Julia Lopez: As a broad principle, we are always looking at vulnerabilities in any part of this whole space. Is there a vulnerability because we do not have enough skilled people to tackle some of these issues? Is there a vulnerability in the infrastructure we are using? Is there a vulnerability in the products that we are using? Therefore, we are always open to the possibility of legislating.
What tends to happen is that we monitor all of these aspects of cyber security, and if we think that there is a concern we talk to the NCSC about it. The regulated industry may potentially come up with a code for how people should operate. If that is not working, we look to legislate. What we try to do is take steps before legislation is necessary, but we are always open to the idea that you might require primary legislation to close down any particular gaps in your arsenal.

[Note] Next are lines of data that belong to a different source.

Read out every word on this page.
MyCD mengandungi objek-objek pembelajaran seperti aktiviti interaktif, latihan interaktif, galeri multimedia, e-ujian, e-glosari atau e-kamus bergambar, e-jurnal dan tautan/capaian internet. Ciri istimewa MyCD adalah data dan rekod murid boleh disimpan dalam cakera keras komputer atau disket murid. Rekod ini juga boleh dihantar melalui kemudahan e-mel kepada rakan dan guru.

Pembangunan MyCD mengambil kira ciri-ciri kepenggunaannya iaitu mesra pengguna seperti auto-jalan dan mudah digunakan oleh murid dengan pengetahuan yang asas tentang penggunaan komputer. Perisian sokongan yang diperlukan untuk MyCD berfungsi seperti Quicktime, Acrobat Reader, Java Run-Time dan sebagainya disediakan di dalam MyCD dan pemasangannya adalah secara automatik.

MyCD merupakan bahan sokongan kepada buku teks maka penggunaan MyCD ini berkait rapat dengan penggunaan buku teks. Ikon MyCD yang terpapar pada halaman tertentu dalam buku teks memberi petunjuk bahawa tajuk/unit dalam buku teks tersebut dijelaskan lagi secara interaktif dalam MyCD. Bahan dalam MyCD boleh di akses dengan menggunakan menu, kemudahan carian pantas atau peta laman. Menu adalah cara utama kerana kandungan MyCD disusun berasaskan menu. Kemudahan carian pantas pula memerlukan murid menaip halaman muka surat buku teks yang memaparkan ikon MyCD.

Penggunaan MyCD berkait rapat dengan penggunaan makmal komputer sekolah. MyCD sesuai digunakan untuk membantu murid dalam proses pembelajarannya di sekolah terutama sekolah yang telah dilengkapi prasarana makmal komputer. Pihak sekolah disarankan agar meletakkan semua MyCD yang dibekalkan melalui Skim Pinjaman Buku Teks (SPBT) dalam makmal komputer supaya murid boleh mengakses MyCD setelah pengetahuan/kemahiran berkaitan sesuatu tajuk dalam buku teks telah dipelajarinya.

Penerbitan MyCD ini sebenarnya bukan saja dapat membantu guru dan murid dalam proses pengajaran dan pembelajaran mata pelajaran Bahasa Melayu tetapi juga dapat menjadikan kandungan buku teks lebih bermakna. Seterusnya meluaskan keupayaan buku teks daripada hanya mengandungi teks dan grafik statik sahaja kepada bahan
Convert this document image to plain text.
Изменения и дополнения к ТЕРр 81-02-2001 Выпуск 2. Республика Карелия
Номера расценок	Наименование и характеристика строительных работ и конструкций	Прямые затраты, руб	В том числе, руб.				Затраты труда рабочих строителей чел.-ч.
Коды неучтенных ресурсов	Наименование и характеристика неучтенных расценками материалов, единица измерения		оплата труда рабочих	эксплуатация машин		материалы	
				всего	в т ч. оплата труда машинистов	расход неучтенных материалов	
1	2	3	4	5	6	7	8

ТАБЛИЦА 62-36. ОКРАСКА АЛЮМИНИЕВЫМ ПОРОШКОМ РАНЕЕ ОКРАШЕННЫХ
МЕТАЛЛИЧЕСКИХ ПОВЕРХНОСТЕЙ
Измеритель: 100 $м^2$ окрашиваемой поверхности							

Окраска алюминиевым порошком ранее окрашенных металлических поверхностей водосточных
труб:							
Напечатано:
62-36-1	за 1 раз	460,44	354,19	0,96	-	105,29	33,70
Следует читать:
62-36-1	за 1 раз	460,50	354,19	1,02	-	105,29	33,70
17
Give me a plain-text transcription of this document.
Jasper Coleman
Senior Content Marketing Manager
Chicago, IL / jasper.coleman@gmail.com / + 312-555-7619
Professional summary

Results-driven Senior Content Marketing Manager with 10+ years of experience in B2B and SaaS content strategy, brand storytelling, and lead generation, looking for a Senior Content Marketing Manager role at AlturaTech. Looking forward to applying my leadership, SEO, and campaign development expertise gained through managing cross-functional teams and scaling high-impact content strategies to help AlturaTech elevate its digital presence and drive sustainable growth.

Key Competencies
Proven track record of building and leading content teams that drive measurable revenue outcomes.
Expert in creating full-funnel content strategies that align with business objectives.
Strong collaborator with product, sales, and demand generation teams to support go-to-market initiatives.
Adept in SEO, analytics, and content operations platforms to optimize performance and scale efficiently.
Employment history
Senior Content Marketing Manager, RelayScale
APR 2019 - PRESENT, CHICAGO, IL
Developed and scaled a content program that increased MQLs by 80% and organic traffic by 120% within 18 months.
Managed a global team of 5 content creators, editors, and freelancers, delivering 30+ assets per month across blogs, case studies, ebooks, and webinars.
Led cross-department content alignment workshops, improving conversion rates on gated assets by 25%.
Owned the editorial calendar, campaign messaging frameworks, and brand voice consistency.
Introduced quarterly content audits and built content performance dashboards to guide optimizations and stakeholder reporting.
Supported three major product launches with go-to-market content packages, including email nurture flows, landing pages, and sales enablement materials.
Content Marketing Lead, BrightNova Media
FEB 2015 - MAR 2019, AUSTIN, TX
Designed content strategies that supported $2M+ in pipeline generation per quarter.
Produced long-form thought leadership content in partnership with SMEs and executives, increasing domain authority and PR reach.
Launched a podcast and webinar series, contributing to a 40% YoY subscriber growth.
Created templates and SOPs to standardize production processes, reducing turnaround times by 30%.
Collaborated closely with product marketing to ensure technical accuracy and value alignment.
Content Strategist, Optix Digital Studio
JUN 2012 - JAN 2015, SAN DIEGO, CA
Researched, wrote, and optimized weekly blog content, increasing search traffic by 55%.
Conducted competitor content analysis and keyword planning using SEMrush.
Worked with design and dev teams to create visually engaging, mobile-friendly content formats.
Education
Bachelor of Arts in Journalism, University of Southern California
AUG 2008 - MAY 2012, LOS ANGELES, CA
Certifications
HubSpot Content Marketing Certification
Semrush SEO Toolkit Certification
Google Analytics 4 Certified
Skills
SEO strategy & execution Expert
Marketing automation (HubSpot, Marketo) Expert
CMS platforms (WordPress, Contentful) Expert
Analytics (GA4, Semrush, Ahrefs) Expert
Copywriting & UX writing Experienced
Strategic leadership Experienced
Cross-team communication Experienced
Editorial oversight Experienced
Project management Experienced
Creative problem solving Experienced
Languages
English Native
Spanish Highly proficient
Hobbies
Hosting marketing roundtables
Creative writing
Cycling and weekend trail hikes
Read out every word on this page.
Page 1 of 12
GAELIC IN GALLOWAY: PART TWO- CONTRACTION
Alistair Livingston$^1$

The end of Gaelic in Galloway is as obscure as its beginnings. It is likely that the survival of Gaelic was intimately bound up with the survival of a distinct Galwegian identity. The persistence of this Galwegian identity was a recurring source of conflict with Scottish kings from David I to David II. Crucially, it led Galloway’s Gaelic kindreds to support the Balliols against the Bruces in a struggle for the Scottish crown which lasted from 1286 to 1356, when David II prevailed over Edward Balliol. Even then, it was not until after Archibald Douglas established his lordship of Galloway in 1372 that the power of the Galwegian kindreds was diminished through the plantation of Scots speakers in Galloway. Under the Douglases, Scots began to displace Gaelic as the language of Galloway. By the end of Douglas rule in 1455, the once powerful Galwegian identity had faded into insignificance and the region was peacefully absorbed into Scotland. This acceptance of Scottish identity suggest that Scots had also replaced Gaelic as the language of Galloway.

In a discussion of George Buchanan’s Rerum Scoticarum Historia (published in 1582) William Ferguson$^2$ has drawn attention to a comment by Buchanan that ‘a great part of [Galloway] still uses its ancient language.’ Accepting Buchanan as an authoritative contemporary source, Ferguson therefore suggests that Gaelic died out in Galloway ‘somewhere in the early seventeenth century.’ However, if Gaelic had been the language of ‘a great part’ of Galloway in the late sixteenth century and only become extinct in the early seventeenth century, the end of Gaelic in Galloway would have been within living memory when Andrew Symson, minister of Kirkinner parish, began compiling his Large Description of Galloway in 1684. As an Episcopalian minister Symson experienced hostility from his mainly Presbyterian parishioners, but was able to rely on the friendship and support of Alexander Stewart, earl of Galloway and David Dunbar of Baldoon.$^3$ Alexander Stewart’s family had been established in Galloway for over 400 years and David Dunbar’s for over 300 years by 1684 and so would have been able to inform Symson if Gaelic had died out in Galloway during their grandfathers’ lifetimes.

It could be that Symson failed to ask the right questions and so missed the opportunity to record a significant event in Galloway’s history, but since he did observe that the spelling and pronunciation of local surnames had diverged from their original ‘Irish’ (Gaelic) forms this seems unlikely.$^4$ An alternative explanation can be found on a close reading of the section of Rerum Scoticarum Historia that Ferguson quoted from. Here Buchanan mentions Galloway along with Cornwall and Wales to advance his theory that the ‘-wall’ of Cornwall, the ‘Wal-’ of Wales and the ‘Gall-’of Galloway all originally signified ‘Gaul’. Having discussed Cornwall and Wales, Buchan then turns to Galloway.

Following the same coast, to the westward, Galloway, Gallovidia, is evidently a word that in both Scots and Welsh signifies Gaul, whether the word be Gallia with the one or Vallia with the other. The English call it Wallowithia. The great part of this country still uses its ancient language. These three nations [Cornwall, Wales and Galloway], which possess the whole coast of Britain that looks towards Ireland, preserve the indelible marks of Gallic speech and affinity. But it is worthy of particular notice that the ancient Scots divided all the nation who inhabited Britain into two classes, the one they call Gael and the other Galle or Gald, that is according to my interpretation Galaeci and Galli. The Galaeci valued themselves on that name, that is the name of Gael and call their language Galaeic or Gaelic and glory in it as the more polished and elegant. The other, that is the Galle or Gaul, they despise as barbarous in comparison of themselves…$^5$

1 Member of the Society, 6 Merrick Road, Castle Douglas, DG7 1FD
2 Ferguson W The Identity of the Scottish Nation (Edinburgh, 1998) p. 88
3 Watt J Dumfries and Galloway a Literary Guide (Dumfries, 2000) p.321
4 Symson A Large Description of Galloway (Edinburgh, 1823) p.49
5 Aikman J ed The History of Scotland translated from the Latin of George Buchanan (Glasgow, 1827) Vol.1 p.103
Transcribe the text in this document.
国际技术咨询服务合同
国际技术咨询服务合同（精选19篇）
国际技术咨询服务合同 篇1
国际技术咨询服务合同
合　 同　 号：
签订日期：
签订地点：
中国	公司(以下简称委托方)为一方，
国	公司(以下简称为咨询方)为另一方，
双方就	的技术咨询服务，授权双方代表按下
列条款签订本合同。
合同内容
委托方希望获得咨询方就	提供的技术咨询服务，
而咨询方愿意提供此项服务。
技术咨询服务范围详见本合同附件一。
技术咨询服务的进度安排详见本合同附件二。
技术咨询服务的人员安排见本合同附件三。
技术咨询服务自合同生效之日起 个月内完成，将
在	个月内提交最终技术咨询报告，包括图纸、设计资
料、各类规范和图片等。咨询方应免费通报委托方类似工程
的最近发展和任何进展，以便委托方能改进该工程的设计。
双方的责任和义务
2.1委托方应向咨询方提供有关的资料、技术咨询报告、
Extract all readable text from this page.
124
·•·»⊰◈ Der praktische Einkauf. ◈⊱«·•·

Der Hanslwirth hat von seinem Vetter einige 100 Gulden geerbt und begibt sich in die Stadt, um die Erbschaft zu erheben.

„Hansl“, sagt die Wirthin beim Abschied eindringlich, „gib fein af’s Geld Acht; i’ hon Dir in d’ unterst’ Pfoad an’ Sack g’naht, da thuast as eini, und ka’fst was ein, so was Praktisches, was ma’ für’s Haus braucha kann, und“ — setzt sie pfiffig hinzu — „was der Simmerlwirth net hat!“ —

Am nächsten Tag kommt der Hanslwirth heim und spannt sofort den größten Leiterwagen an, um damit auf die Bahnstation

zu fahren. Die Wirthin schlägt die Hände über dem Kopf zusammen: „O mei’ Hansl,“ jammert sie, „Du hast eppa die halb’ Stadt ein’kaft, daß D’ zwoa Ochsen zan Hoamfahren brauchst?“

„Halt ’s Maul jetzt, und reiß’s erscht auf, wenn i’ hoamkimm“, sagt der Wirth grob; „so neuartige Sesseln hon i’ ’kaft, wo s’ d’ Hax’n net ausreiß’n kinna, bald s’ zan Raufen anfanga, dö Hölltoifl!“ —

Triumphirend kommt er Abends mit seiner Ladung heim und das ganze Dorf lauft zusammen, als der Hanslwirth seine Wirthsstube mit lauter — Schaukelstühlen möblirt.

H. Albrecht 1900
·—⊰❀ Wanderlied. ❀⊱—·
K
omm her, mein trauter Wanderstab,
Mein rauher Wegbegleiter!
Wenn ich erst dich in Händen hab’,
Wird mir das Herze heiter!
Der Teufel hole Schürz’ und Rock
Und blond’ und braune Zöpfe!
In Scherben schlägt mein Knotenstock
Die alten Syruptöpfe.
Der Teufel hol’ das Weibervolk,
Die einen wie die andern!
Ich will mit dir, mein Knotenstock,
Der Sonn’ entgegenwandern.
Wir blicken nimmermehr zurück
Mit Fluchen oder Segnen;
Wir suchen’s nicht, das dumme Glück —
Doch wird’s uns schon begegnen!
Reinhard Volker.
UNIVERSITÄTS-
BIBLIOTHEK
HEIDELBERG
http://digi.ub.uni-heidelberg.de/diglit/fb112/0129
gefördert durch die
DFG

Q426 Chair: I am just conscious of the point that we all agree that these network issues are going to be the next thing. We pass the PSTI Bill and eventually we will get the security requirements out of that. It feels slightly fuzzy. We all know this problem is coming, but you cannot say how you think the Government are going to deal with it.
Julia Lopez: There is a range of different angles to the problem. One of the things that we are concerned about is whether the NIS regulations cover managed service providers, which we found could be a potential vulnerability in relation to some of the cyberattacks. Your knowledge of these issues develops as the environment in which you are operating develops. I do not think we are complacent about this. We basically keep constantly watching to see where the vulnerabilities in any system are. Then if we believe there is enough cause to take action, that is what we do.
Q427 Chair: We have to hope the Government are capable of machine learning, really.
Julia Lopez: The challenges of governing in this very fluid space are substantial. I think you know, as a former Cabinet Minister or CDL, that this is a challenging area.
Chair: Yes, indeed. Okay, we have reached the end of this session. Minister Lopez, Erika Lewis and Sam Cannicott, thank you very much for joining us this morning.